Je suis d’ailleurs surpris de voir que la plupart des morceaux reposent plus sur le duo basse/claviers que sur l’habituel duo guitare/claviers qu’on trouve d’habitude sur ce type d’AOR. Il faut dire que la débauche de claviers est souvent moquée dans le son des années 80, quand c’est bien utilisé, c’est absolument fabuleux. Notamment sur le beaucoup trop sucré « Golden Swansdown », qu’on croirait tout droit sorti d’un best of de SURVIVOR ou de FOREIGNER. Ou encore les couplets de « Taurus », qu’on imagine sans aucun problème dans la bande originale de « Footloose » ou « Flashdance », au moment où l’un des personnages principaux, confronté à un dilemme capital pour le reste de sa vie décide de claquer sa danse la plus stylée, parce qu’en 1985 tout peut se résoudre par une chorégraphie passionnée.
On pourrait croire la recette éculée, mais en se renouvelant juste ce qu’il faut, la formation arrive à nouveau à surprendre. Les influences de YES, KANSAS et BOSTON, sont ici mises en retrait pour un résultat encore plus grandiloquent et radiophonique que son prédécesseur : « Divinyls » est un tube absolu, immédiat et imparable, « Golden Swansdown » est une de ces ballades sirupeuse à souhait, tellement kitsch qu’elle en devient géniale, « Sister Mercurial » et sa rythmique irrésistible vous restera dans les oreilles pendant des jours, « If Tonight’s Our Only Chance » est un hymne porté par un refrain fédérateur et épique comme il faut.
Même les morceaux un peu plus faibles que sont « Carmencita Seven » ou « Curves », possèdent leur petit truc bien particulier qui les rend appréciables (pour le premier, sa batterie, pour le second ses claviers chelous à chaque fin de refrain).

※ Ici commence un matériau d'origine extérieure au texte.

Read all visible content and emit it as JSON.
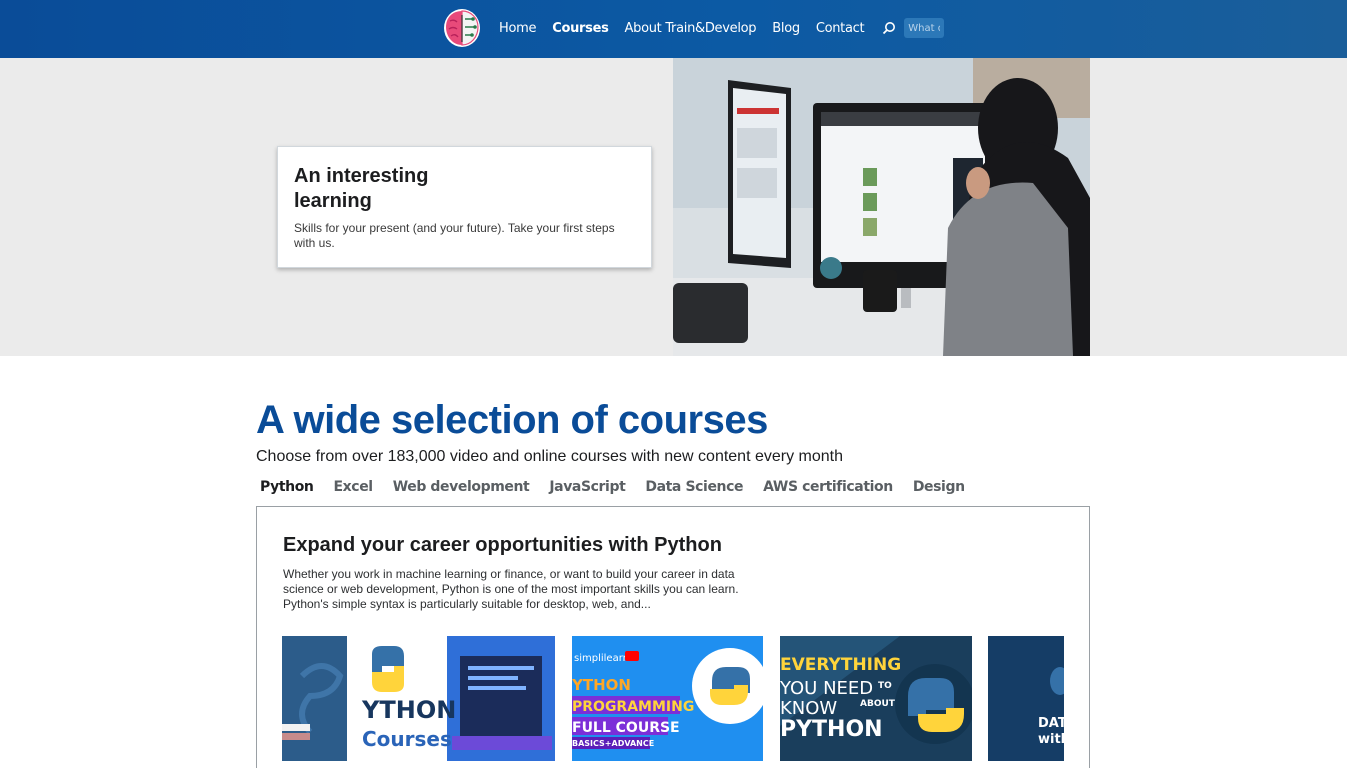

Mais la pièce maîtresse de l’ensemble reste le magistral « Transmissions », délicatement mélancolique, ou la guitare se manifeste au moment parfaitement opportun et qui monte en puissance jusqu’à exploser dans un solo de violon absolument génial, joué par la violoniste Rachel Hall, qui font de ce morceau un moment hypnotique presque intemporel que vous vous repasserez bon nombre de fois.
Après tout ça, il faut néanmoins le reconnaître, le vrai commandant de bord, celui par lequel la magie opère, c’est bel et bien Bjorn Strid, qui une nouvelle fois est absolument irréprochable. On commence à avoir l’habitude de l’entendre en faire des tonnes histoire de montrer qui c’est le patron, mais vu que ça continue de marcher et que le bougre à l’air de s’éclater là-dedans, il aurait tort de se priver. Surtout qu’il est maintenant soutenu par les choristes Anna-Mia Blonde et Anna Brygård, et que les quantités industrielles d’harmonies présentes sur « Aeromantic » contribuent à lui donner cette touche TOTO/ABBA qui lui donne tout son charme.
Évidemment, on peut lui trouver des défauts : moins hard rock que ses prédécesseurs, une batterie un peu en retrait, des riffs qui gagneraient à être un poil moins noyé dans le mix… Mais au final, cet album est une friandise, un moment de douceur, d’évasion et de plaisir dont j’avais clairement besoin en 2020. Et malgré ses petits défauts, j’y suis revenu encore et encore tout au long de l’année à tel point que je fus obligé de me soumettre et d’admettre que cet album défonce.
L’ultime niveau du plaisir total et décomplexé et un groupe qui continue son parcours sans faute, pour le meilleur et le too much.